My fondness for Warcraft 3 tower defense maps having long been established, I direct your attention to my latest obsession, DotA. It is more or less a new game, using Warcraft’s pieces. Waves of enemies appear automatically and crash against each other, while you are a hero who leads/supports your troops and fights your enemy counterparts. It is kind of like being Captain America in the World War II comic days.
It is a great LAN game, seating up to ten players (and not really coming into its own unless you have at least six). Each game takes about an hour, so you can try a few different teams, heroes, or strategies in a normal gaming binge. You can also download bots for solo play (or to fill empty seats), which feels preferable to braving the wilds of Battle.net. I am mostly interested in playing with friends, and I am using the bots map to help me see which heroes I enjoy.
There are about 80 heroes, so you could play for a long time just trying them out. If it takes a game to get the swing of a hero, another to see if you like it now that you understand it, and maybe a third if you liked that one, you could play for months just doing that. Your heroes include swordsmen and mages, a giant scorpion, Zeus, a druid who awakens trees to fight for him, suicidal goblins, invisible assassins, the skeleton of an elvish archer, a two-headed dragon, and Pudge the Butcher.
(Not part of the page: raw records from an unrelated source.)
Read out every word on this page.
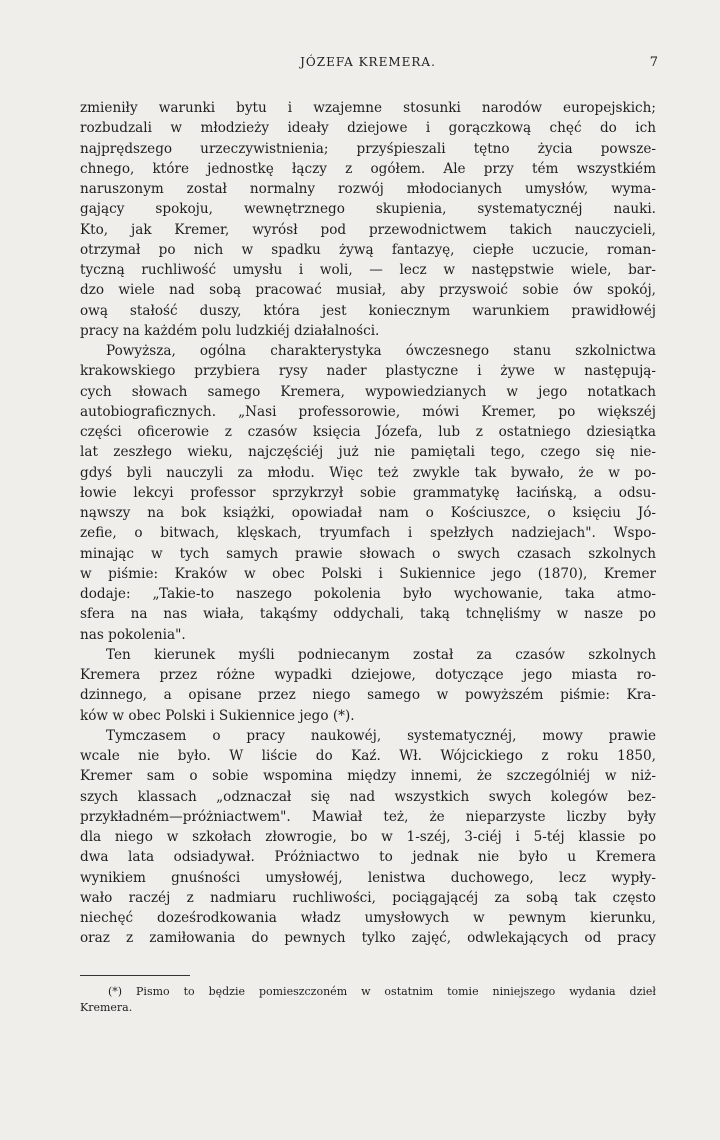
JÓZEFA KREMERA.	7
zmieniły warunki bytu i wzajemne stosunki narodów europejskich;
rozbudzali w młodzieży ideały dziejowe i gorączkową chęć do ich
najprędszego urzeczywistnienia; przyśpieszali tętno życia powsze-
chnego, które jednostkę łączy z ogółem. Ale przy tém wszystkiém
naruszonym został normalny rozwój młodocianych umysłów, wyma-
gający spokoju, wewnętrznego skupienia, systematycznéj nauki.
Kto, jak Kremer, wyrósł pod przewodnictwem takich nauczycieli,
otrzymał po nich w spadku żywą fantazyę, ciepłe uczucie, roman-
tyczną ruchliwość umysłu i woli, — lecz w następstwie wiele, bar-
dzo wiele nad sobą pracować musiał, aby przyswoić sobie ów spokój,
ową stałość duszy, która jest koniecznym warunkiem prawidłowéj
pracy na każdém polu ludzkiéj działalności.
Powyższa, ogólna charakterystyka ówczesnego stanu szkolnictwa
krakowskiego przybiera rysy nader plastyczne i żywe w następują-
cych słowach samego Kremera, wypowiedzianych w jego notatkach
autobiograficznych. „Nasi professorowie, mówi Kremer, po większéj
części oficerowie z czasów księcia Józefa, lub z ostatniego dziesiątka
lat zeszłego wieku, najczęściéj już nie pamiętali tego, czego się nie-
gdyś byli nauczyli za młodu. Więc też zwykle tak bywało, że w po-
łowie lekcyi professor sprzykrzył sobie grammatykę łacińską, a odsu-
nąwszy na bok książki, opowiadał nam o Kościuszce, o księciu Jó-
zefie, o bitwach, klęskach, tryumfach i spełzłych nadziejach". Wspo-
minając w tych samych prawie słowach o swych czasach szkolnych
w piśmie: Kraków w obec Polski i Sukiennice jego (1870), Kremer
dodaje: „Takie-to naszego pokolenia było wychowanie, taka atmo-
sfera na nas wiała, takąśmy oddychali, taką tchnęliśmy w nasze po
nas pokolenia".
Ten kierunek myśli podniecanym został za czasów szkolnych
Kremera przez różne wypadki dziejowe, dotyczące jego miasta ro-
dzinnego, a opisane przez niego samego w powyższém piśmie: Kra-
ków w obec Polski i Sukiennice jego (*).
Tymczasem o pracy naukowéj, systematycznéj, mowy prawie
wcale nie było. W liście do Kaź. Wł. Wójcickiego z roku 1850,
Kremer sam o sobie wspomina między innemi, że szczególniéj w niż-
szych klassach „odznaczał się nad wszystkich swych kolegów bez-
przykładném—próżniactwem". Mawiał też, że nieparzyste liczby były
dla niego w szkołach złowrogie, bo w 1-széj, 3-ciéj i 5-téj klassie po
dwa lata odsiadywał. Próżniactwo to jednak nie było u Kremera
wynikiem gnuśności umysłowéj, lenistwa duchowego, lecz wypły-
wało raczéj z nadmiaru ruchliwości, pociągającéj za sobą tak często
niechęć doześrodkowania władz umysłowych w pewnym kierunku,
oraz z zamiłowania do pewnych tylko zajęć, odwlekających od pracy
(*) Pismo to będzie pomieszczoném w ostatnim tomie niniejszego wydania dzieł
Kremera.
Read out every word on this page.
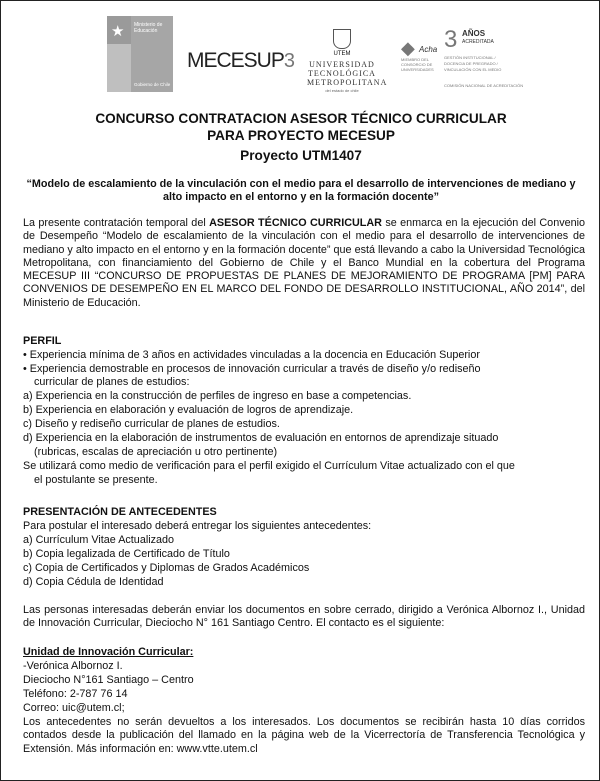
★ Ministerio de
Educación
Gobierno de Chile
MECESUP3	UTEM
UNIVERSIDAD
TECNOLÓGICA
METROPOLITANA
del estado de chile
◆ Acha
MIEMBRO DEL CONSORCIO DE UNIVERSIDADES
3 AÑOS
ACREDITADA
GESTIÓN INSTITUCIONAL / DOCENCIA DE PREGRADO / VINCULACIÓN CON EL MEDIO
COMISIÓN NACIONAL DE ACREDITACIÓN
CONCURSO CONTRATACION ASESOR TÉCNICO CURRICULAR
PARA PROYECTO MECESUP
Proyecto UTM1407
“Modelo de escalamiento de la vinculación con el medio para el desarrollo de intervenciones de mediano y alto impacto en el entorno y en la formación docente”
La presente contratación temporal del ASESOR TÉCNICO CURRICULAR se enmarca en la ejecución del Convenio de Desempeño “Modelo de escalamiento de la vinculación con el medio para el desarrollo de intervenciones de mediano y alto impacto en el entorno y en la formación docente” que está llevando a cabo la Universidad Tecnológica Metropolitana, con financiamiento del Gobierno de Chile y el Banco Mundial en la cobertura del Programa MECESUP III “CONCURSO DE PROPUESTAS DE PLANES DE MEJORAMIENTO DE PROGRAMA [PM] PARA CONVENIOS DE DESEMPEÑO EN EL MARCO DEL FONDO DE DESARROLLO INSTITUCIONAL, AÑO 2014”, del Ministerio de Educación.
PERFIL
• Experiencia mínima de 3 años en actividades vinculadas a la docencia en Educación Superior
• Experiencia demostrable en procesos de innovación curricular a través de diseño y/o rediseño
curricular de planes de estudios:
a) Experiencia en la construcción de perfiles de ingreso en base a competencias.
b) Experiencia en elaboración y evaluación de logros de aprendizaje.
c) Diseño y rediseño curricular de planes de estudios.
d) Experiencia en la elaboración de instrumentos de evaluación en entornos de aprendizaje situado
(rubricas, escalas de apreciación u otro pertinente)
Se utilizará como medio de verificación para el perfil exigido el Currículum Vitae actualizado con el que
el postulante se presente.
PRESENTACIÓN DE ANTECEDENTES
Para postular el interesado deberá entregar los siguientes antecedentes:
a) Currículum Vitae Actualizado
b) Copia legalizada de Certificado de Título
c) Copia de Certificados y Diplomas de Grados Académicos
d) Copia Cédula de Identidad
Las personas interesadas deberán enviar los documentos en sobre cerrado, dirigido a Verónica Albornoz I., Unidad de Innovación Curricular, Dieciocho N° 161 Santiago Centro. El contacto es el siguiente:
Unidad de Innovación Curricular:
-Verónica Albornoz I.
Dieciocho N°161 Santiago – Centro
Teléfono: 2-787 76 14
Correo: uic@utem.cl;
Los antecedentes no serán devueltos a los interesados. Los documentos se recibirán hasta 10 días corridos contados desde la publicación del llamado en la página web de la Vicerrectoría de Transferencia Tecnológica y Extensión. Más información en: www.vtte.utem.cl
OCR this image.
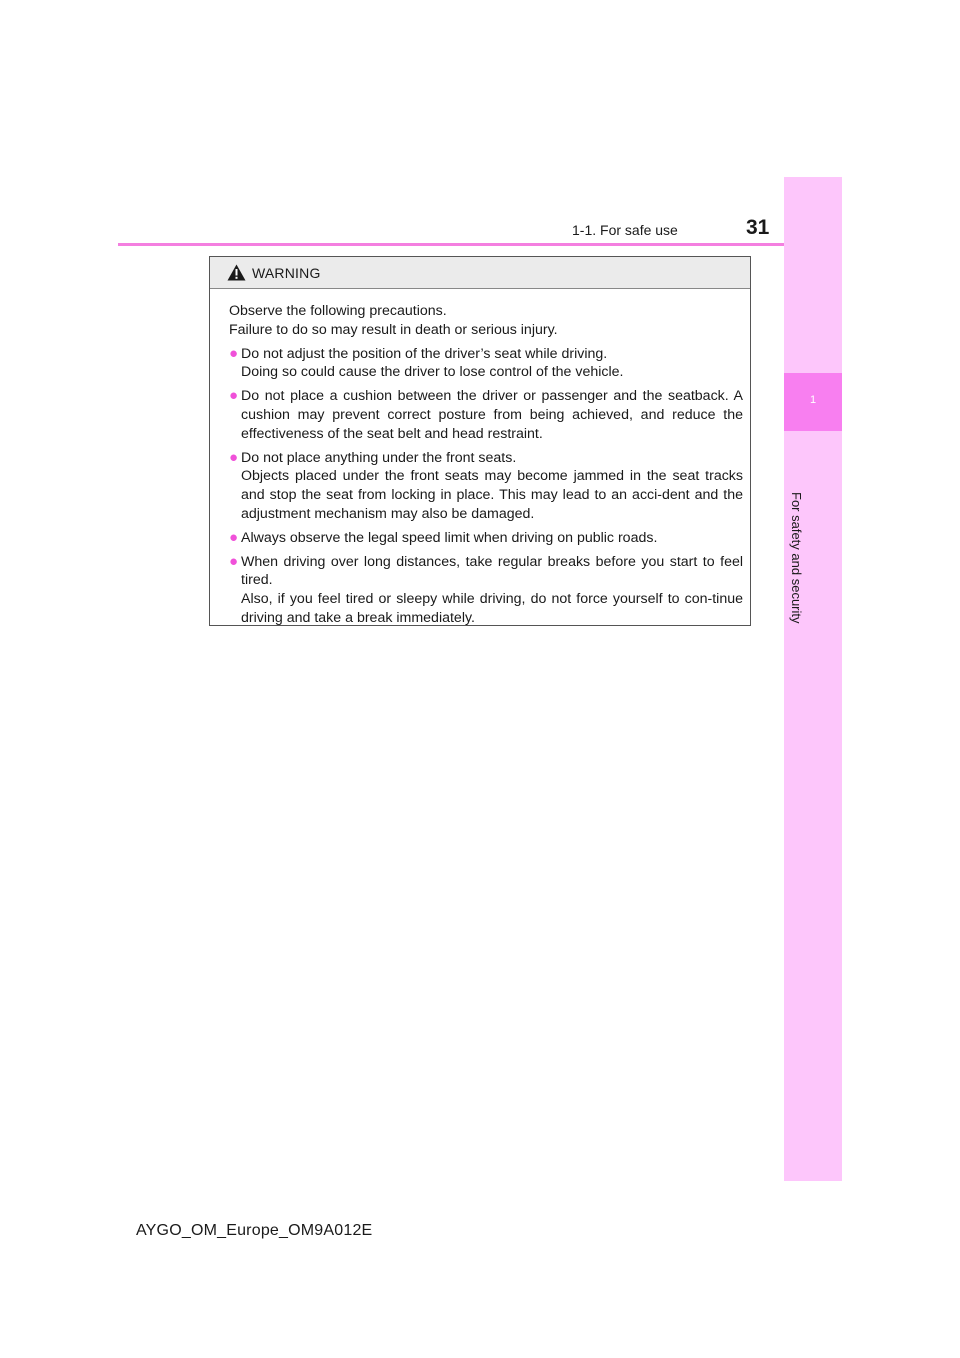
1-1. For safe use	31
1
For safety and security
WARNING
Observe the following precautions.
Failure to do so may result in death or serious injury.
● Do not adjust the position of the driver’s seat while driving.
Doing so could cause the driver to lose control of the vehicle.
● Do not place a cushion between the driver or passenger and the seatback. A cushion may prevent correct posture from being achieved, and reduce the effectiveness of the seat belt and head restraint.
● Do not place anything under the front seats.
Objects placed under the front seats may become jammed in the seat tracks and stop the seat from locking in place. This may lead to an acci-dent and the adjustment mechanism may also be damaged.
● Always observe the legal speed limit when driving on public roads.
● When driving over long distances, take regular breaks before you start to feel tired.
Also, if you feel tired or sleepy while driving, do not force yourself to con-tinue driving and take a break immediately.
AYGO_OM_Europe_OM9A012E
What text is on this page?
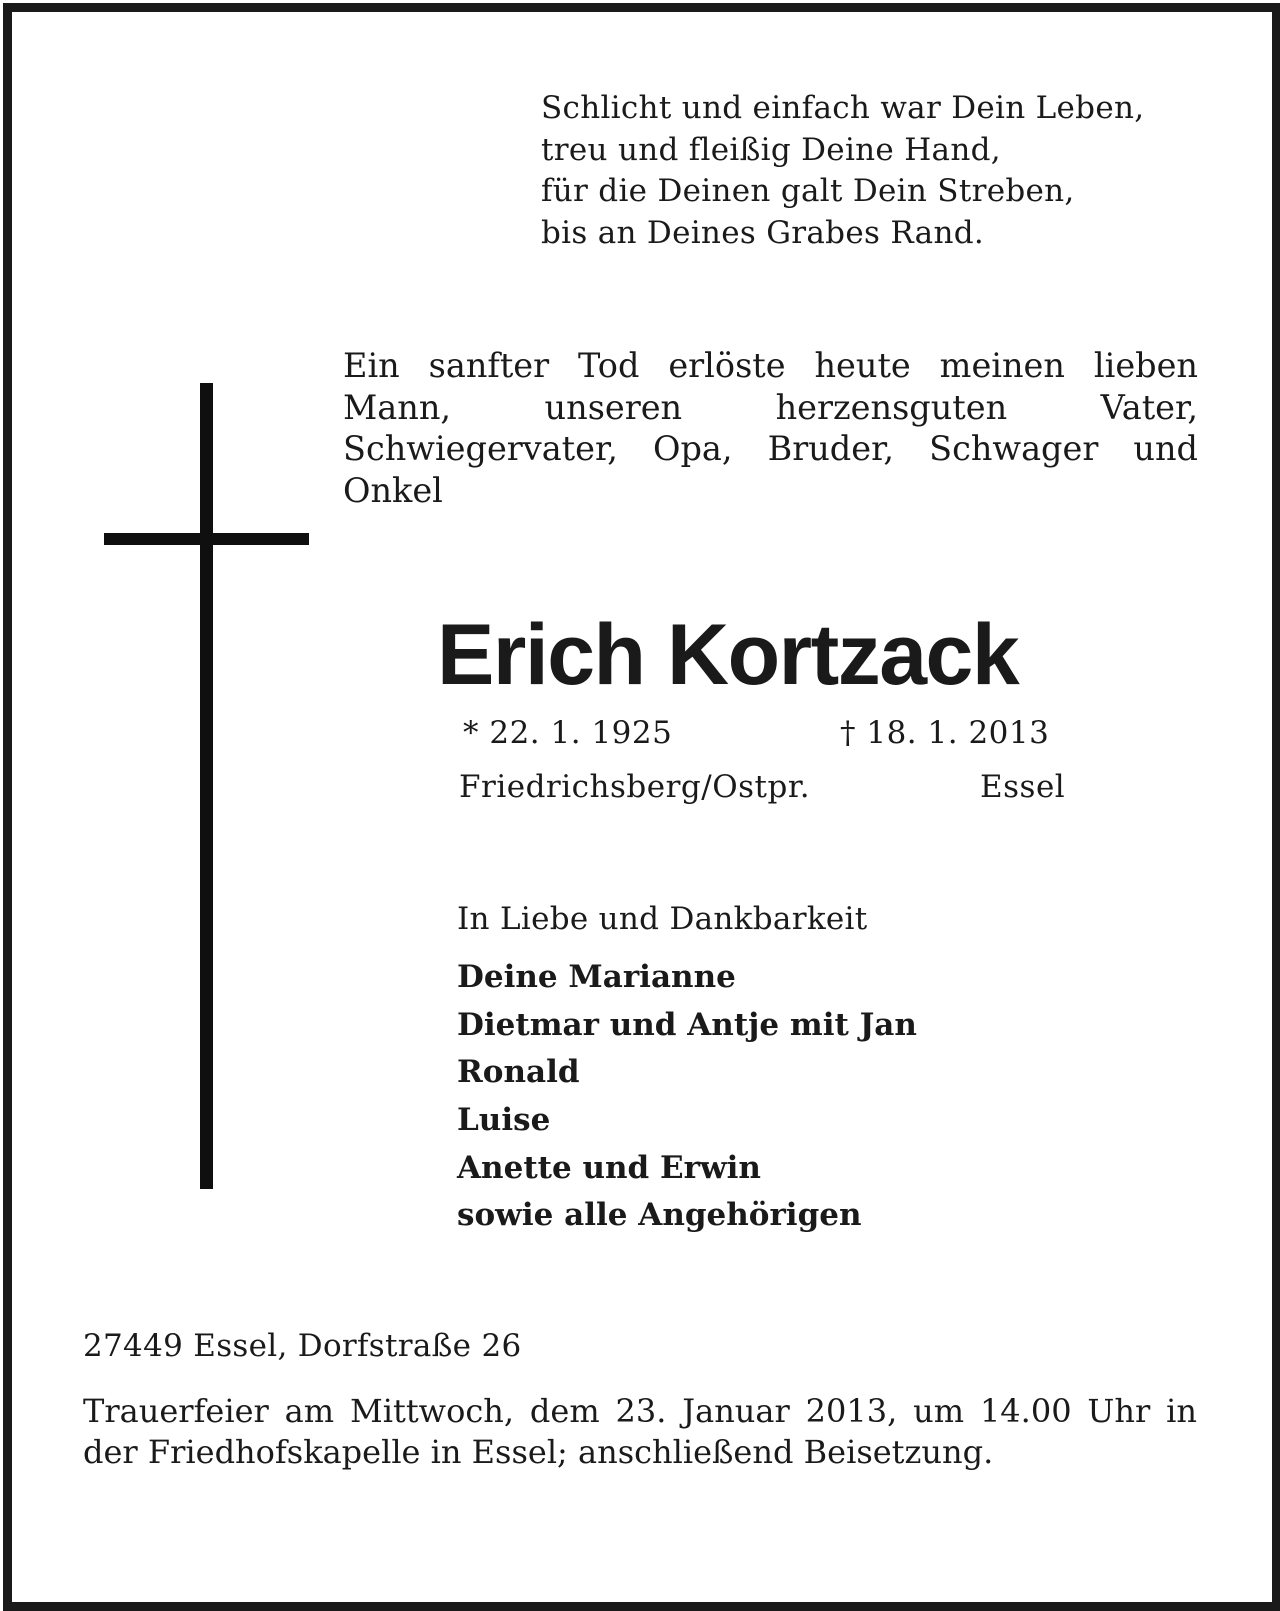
Schlicht und einfach war Dein Leben,
treu und fleißig Deine Hand,
für die Deinen galt Dein Streben,
bis an Deines Grabes Rand.
Ein sanfter Tod erlöste heute meinen lieben Mann, unseren herzensguten Vater, Schwiegervater, Opa, Bruder, Schwager und Onkel
Erich Kortzack
* 22. 1. 1925	† 18. 1. 2013
Friedrichsberg/Ostpr.	Essel
In Liebe und Dankbarkeit
Deine Marianne
Dietmar und Antje mit Jan
Ronald
Luise
Anette und Erwin
sowie alle Angehörigen
27449 Essel, Dorfstraße 26
Trauerfeier am Mittwoch, dem 23. Januar 2013, um 14.00 Uhr in der Friedhofskapelle in Essel; anschließend Beisetzung.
The game rewards an odd playstyle called “last-hitting and denying.” You get gold only for deathblows, so the ideal is to follow your NPC troops and killsteal. If it looks like an opponent is going to get a deathblow on your NPC, kill your own troops. Early success is dangerous, because it brings you in range of enemy towers, so your early “lead and support” campaign involves delaying and murdering your NPC allies so that the fight happens closer to your own defenses. Perhaps not so much Captain America.